Lee prowled the lobby, talking to people who walked in unaware, telling them the story. It’s just another business. They make a business out of pain and suffering. No one knew what to say to him and finally he just paced the floor in silence, walking off his anger.

It was an anger that Marina did not try to soothe or wish away because she believed in her heart it was correct.

She pushed the stroller past some shops with large signs out front. She sounded the words in her mind. Washateria. One-hour Martinizing. She saw fewer people as they strayed a little north, a little east.

She wondered how many women had visions and dreams of the President. What must it be like to know you are the object of a thousand longings? It’s as though he floats over the landscape at night, entering dreams and fantasies, entering the act of love between husbands and wives. He floats through television screens into bedrooms at night. He floats from the radio into Marina’s bed. There were times when she waited for him, actually listened late at night for a few words of a speech or a news conference recorded earlier in the day, waited for the, voice of the President, the radio on a table near the bed.

They had matching scars on the arm, Marina and Lee.

This was the basic question that didn’t leave her day or night. Would he force her to go back to Russia?

She said to him, “A gloomy spirit rules the house.” “I am not receiving happiness,” she said.

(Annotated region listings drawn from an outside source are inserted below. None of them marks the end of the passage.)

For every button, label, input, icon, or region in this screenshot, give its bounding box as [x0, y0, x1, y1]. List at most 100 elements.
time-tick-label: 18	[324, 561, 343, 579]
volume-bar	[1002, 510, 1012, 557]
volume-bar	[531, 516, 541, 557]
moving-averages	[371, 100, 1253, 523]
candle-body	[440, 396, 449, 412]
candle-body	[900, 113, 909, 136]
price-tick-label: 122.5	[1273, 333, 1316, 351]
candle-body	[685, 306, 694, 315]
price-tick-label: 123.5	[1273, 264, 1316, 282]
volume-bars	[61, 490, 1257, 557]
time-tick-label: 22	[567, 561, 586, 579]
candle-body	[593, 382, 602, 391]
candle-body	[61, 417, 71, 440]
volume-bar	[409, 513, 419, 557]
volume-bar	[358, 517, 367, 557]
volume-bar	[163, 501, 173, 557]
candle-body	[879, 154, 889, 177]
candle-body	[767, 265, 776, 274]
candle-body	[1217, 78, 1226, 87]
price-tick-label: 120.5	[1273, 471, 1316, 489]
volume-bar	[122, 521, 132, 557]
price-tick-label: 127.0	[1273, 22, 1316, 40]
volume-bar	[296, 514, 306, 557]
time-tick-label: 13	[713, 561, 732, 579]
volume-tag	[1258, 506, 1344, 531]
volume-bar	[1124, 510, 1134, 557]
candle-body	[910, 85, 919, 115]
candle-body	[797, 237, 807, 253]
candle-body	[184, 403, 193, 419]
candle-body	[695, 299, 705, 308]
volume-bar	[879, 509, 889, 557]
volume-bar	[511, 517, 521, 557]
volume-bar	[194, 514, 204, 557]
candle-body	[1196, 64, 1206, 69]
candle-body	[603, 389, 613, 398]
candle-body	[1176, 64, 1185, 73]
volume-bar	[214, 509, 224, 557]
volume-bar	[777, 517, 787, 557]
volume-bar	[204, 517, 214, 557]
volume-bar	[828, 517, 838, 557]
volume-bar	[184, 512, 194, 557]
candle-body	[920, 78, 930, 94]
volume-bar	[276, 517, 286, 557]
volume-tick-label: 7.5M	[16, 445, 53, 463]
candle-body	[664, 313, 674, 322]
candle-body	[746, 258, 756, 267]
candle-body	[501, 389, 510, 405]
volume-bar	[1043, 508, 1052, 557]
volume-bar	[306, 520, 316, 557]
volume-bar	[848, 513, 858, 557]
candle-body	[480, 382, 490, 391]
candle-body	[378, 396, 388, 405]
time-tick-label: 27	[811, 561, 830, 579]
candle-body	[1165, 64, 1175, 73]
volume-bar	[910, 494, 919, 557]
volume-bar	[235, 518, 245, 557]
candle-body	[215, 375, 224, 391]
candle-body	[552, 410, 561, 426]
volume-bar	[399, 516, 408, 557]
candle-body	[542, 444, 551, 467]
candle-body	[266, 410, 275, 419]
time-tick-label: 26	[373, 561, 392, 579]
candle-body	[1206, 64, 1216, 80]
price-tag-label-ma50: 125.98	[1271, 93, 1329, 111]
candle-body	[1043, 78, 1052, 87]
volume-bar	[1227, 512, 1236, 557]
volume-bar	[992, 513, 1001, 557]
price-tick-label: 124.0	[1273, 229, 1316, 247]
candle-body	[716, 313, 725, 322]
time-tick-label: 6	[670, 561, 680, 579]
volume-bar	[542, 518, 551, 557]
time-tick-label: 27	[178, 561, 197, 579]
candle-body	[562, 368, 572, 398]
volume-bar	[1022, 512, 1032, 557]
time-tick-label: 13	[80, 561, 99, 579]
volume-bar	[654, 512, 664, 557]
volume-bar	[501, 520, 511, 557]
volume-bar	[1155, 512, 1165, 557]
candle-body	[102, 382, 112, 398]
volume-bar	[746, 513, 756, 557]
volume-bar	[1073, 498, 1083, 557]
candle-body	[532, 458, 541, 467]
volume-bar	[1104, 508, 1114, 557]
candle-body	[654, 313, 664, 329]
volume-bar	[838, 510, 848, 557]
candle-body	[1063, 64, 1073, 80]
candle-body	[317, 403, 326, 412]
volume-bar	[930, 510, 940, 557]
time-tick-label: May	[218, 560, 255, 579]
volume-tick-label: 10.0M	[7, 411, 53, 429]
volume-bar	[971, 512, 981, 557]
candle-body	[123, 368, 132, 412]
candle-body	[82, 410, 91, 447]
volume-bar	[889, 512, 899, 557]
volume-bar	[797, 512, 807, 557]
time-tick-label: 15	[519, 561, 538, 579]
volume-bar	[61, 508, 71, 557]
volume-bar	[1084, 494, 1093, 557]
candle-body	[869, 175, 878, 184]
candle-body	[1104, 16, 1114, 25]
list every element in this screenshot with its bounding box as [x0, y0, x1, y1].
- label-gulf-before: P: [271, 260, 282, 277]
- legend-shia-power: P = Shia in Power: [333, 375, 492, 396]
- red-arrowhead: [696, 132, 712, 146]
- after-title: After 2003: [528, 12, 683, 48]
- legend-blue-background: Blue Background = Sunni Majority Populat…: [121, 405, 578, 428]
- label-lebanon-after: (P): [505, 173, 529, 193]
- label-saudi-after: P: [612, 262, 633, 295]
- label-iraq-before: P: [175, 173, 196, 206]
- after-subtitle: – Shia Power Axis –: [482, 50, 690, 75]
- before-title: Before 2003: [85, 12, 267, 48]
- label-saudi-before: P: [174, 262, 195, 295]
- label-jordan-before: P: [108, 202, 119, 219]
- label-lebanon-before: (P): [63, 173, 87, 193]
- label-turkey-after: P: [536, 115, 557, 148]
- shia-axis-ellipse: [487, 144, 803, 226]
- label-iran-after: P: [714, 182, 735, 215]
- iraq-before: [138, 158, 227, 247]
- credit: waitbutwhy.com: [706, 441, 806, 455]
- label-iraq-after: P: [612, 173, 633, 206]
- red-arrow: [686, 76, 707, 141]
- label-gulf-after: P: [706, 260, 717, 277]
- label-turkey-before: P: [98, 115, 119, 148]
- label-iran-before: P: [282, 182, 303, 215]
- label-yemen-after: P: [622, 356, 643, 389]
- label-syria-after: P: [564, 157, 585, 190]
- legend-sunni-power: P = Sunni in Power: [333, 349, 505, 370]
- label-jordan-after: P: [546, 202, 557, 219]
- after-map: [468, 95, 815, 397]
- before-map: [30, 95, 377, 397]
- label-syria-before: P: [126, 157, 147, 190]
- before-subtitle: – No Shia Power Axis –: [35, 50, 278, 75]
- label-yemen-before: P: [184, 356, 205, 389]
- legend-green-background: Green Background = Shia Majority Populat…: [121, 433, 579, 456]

He talked to June about little Cuba. Do you love little Cuba? Do you have sympathy for Uncle Fidel? There was a photograph of Castro on the wall ,that he’d clipped from a Soviet magazine. What do you think of Uncle Fidel? Do you love and support little Cuba?

She thought of the President sometimes, in pictures taken near the sea, while Lee was making love to her.

He kept after her to write to the Soviet embassy in Washington, teary-eyed letters, requesting visas, requesting travel expenses. She knew he was confused about the future.

She was a blind kitten who always returned to the person who caressed her, no matter if he also treated her cruelly.

She took Junie out of the stroller now and let her walk alongside. Junie didn’t like to walk holding anyone’s hand.. She walked along on her own, endless joy and endless toil.